Here’s some news that might be comforting as you fret over your depleted stock portfolio: Even Warren Buffett, the oracle of Omaha, gets it wrong sometimes.
At least he’s wrong so far on Well-Point Inc., the giant Indianapolis-based health insurer.
His Berkshire Hathaway Inc. began scooping up shares in the company in the first quarter of 2007. By June of last year, it had acquired 4.2 million shares. And by the end of the first quarter of this year-the latest period available-the stake had grown to 4.8 million shares.
Here’s the painful part: Berkshire jumped in just as the stock was ending a five-year run. It plateaued in 2007 before diving this spring. The Omaha company bought most of its WellPoint shares for at least $75 apiece-far north of the current $48 stock price. Even though Berkshire boosted its WellPoint holding by 300,000 shares during the first quarter, its value fell $183 million.
No doubt, none of this is causing Buffett to lose sleep. The WellPoint investment-currently valued at $230 million-represents a sliver of Berkshire’s investment portfolio. And even at age 77, Buffett is famous for keeping a long-term perspective. The billionaire has held some stocks for decades and doesn’t get knotted up over short-term fluctuations.
Even so, the decline in WellPoint stock-which was driven largely by scaled-back profit expectations the company announced in March-raises interesting questions.
For starters, has Berkshire viewed the plunge as a buying opportunity? The company will shed light on that next month when it discloses its holdings as of June 30. An even more intriguing question: Will Berkshire, already a big player in insurance, seek to buy Well-Point outright?
“I don’t see [the latter] as a significant likelihood,” said Chuck Hamilton, an analyst following Berkshire for FTN Midwest in Nashville, Tenn.

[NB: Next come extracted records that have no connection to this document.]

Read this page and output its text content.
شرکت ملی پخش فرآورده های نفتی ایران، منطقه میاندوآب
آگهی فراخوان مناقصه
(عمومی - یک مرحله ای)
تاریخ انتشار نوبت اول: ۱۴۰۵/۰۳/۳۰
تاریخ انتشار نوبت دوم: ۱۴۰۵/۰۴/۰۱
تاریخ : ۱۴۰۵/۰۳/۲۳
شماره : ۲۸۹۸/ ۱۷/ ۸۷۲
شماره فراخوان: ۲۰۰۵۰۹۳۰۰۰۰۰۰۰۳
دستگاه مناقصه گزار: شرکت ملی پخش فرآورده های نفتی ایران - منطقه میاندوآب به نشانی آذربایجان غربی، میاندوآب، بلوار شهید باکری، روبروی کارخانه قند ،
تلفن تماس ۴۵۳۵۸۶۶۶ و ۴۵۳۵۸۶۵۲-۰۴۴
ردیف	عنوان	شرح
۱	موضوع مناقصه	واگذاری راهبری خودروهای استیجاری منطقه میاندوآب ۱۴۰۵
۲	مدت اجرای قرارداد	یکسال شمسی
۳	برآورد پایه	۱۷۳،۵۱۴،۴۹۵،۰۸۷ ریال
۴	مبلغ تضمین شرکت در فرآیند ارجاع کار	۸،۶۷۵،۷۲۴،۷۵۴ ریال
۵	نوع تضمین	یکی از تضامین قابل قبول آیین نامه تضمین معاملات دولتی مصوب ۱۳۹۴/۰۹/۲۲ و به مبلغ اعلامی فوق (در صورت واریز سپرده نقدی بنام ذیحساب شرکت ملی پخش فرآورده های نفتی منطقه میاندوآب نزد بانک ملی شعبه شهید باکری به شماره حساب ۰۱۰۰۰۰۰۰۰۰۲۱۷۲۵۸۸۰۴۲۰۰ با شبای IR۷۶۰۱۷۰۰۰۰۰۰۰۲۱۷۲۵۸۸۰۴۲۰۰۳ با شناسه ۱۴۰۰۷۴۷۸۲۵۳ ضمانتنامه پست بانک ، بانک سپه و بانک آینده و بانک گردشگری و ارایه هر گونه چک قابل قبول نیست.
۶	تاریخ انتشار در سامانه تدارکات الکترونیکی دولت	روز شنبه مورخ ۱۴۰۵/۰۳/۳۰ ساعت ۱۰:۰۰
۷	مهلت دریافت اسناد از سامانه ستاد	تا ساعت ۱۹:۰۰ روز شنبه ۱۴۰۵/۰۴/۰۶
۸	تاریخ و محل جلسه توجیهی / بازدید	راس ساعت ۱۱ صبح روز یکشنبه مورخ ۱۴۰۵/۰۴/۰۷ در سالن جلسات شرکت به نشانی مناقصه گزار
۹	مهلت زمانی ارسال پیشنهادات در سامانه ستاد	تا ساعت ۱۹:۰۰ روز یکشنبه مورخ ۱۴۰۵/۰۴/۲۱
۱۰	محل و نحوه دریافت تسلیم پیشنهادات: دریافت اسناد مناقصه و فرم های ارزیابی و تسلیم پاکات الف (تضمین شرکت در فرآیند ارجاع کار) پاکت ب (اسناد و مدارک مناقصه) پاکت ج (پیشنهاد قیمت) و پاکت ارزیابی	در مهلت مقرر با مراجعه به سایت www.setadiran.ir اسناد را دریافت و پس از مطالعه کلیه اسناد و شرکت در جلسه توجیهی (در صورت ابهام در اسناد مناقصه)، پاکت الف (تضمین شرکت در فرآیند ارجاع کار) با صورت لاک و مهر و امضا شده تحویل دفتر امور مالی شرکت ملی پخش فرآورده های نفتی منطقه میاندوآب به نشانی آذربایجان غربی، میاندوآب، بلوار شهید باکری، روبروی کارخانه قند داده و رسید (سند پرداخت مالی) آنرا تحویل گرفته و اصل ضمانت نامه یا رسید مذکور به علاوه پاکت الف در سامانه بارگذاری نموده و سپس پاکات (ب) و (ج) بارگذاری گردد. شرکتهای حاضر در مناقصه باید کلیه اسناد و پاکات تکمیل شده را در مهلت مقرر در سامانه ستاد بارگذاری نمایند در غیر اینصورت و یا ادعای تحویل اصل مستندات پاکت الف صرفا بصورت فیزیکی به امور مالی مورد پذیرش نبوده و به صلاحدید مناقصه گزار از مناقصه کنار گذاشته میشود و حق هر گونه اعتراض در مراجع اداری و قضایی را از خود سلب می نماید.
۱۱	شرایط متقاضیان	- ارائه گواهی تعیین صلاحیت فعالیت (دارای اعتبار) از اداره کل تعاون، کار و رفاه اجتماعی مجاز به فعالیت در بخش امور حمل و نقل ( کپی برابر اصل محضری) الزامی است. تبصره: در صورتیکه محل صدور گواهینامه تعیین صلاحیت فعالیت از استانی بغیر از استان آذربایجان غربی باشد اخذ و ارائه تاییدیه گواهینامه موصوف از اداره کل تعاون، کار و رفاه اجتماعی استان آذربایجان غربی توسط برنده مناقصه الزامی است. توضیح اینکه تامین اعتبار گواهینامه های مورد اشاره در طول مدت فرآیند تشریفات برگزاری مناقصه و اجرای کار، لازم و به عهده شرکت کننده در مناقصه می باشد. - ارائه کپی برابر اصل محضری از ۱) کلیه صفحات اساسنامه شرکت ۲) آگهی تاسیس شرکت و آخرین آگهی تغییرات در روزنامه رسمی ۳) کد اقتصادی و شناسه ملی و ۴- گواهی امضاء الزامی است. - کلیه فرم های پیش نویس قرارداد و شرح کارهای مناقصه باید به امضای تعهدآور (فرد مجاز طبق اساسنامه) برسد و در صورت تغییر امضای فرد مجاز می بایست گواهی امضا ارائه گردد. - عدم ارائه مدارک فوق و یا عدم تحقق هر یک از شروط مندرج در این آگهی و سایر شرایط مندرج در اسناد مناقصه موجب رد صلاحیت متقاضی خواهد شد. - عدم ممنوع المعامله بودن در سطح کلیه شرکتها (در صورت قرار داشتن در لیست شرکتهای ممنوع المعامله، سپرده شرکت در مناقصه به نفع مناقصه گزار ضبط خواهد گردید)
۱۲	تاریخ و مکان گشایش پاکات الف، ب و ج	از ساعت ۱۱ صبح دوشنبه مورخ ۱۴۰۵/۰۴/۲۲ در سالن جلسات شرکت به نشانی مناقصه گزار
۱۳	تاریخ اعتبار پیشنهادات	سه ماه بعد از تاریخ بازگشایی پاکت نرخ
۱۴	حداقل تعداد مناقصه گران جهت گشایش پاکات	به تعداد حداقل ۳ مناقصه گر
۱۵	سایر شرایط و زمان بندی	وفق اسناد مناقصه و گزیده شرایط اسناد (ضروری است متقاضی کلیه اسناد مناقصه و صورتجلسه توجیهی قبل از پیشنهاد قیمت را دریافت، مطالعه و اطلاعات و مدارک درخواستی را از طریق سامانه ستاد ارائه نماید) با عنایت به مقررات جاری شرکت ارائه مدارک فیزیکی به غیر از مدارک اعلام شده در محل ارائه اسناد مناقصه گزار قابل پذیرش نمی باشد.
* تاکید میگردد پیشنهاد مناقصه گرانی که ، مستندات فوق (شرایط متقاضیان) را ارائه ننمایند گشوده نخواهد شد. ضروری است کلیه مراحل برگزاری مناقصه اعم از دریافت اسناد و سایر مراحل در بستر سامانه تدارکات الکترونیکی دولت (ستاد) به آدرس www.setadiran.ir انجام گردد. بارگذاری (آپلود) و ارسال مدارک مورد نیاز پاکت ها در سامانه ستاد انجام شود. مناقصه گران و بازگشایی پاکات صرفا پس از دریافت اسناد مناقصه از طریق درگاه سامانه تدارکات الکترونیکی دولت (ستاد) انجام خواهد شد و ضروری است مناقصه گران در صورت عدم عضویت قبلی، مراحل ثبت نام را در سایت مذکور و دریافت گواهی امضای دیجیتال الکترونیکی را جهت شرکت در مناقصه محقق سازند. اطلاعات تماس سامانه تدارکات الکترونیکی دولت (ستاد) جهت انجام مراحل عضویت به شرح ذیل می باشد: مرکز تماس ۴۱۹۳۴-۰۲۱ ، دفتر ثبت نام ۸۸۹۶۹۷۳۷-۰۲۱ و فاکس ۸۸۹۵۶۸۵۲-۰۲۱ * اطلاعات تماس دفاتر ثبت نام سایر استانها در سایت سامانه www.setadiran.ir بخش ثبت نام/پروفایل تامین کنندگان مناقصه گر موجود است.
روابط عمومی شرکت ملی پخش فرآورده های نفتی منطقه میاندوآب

Still, he adds, “It’s hard to see into the mind of Warren Buffett. If we could, we’d all be rich.”
Here’s the case for a buyout: Berkshire is sitting on a whopping $35 billion in cash-giving it ample firepower to pursue WellPoint, whose market value has fallen to $25 billion. And Berkshire needs to think big. The company has grown so large that it needs megadeals to juice its growth rate.
“I’m not looking for Pet Rock or Hula Hoop businesses,” Buffett said in May during a swing through Europe sizing up potential acquisition targets. “I’m looking to make big deals, whether it’s in the United States or Germany or Italy or Denmark.”
And insurers long have been a Berkshire favorite. Insurance units chipped in nearly one-third of the company’s 2007 revenue. Among Berkshire’s bestknown holdings is Geico Corp., which uses a ubiquitous gecko to hawk auto policies.
“I would say we have a special affinity for insurance,” Buffett said at a news conference last year.
Here’s the flip side: Berkshire often favors buying private companies, which tend to sell for more reasonable prices. Because public company boards have a duty to all shareholders, they typically play suitors off one another in a quest to drive up the price.
“They don’t like to go into auction deals,” Hamilton said of Berkshire. “They don’t like to have to outbid other companies.”
And a value investor like Buffett has lots of options these days. Berkshire has dozens of holdings-including Well-Point rival UnitedHealth Group Inc.-and many of them are trading at steep discounts to recent highs.
Whatever Berkshire’s strategy with WellPoint, you can be sure its investment managers aren’t fretting about holding an outof-favor stock. Similar contrarian bets have made the company bundles over the years.
When American investors went gaga over Internet stocks around the turn of the century, for instance, Buffett sat comfortably on the sidelines.
“We have embraced the 21st century by entering such cutting-edge industries as brick, carpet, insulation and paint. Try to control your excitement,” he wrote to shareholders in early 2001.
WellPoint isn’t exactly a sexy business, either. But the marketer of Blue Cross Blue Shield health insurance does have a strong market position and a powerful brand name. The big question now: Will that be enough to save what so far has been a loser investment for Berkshire?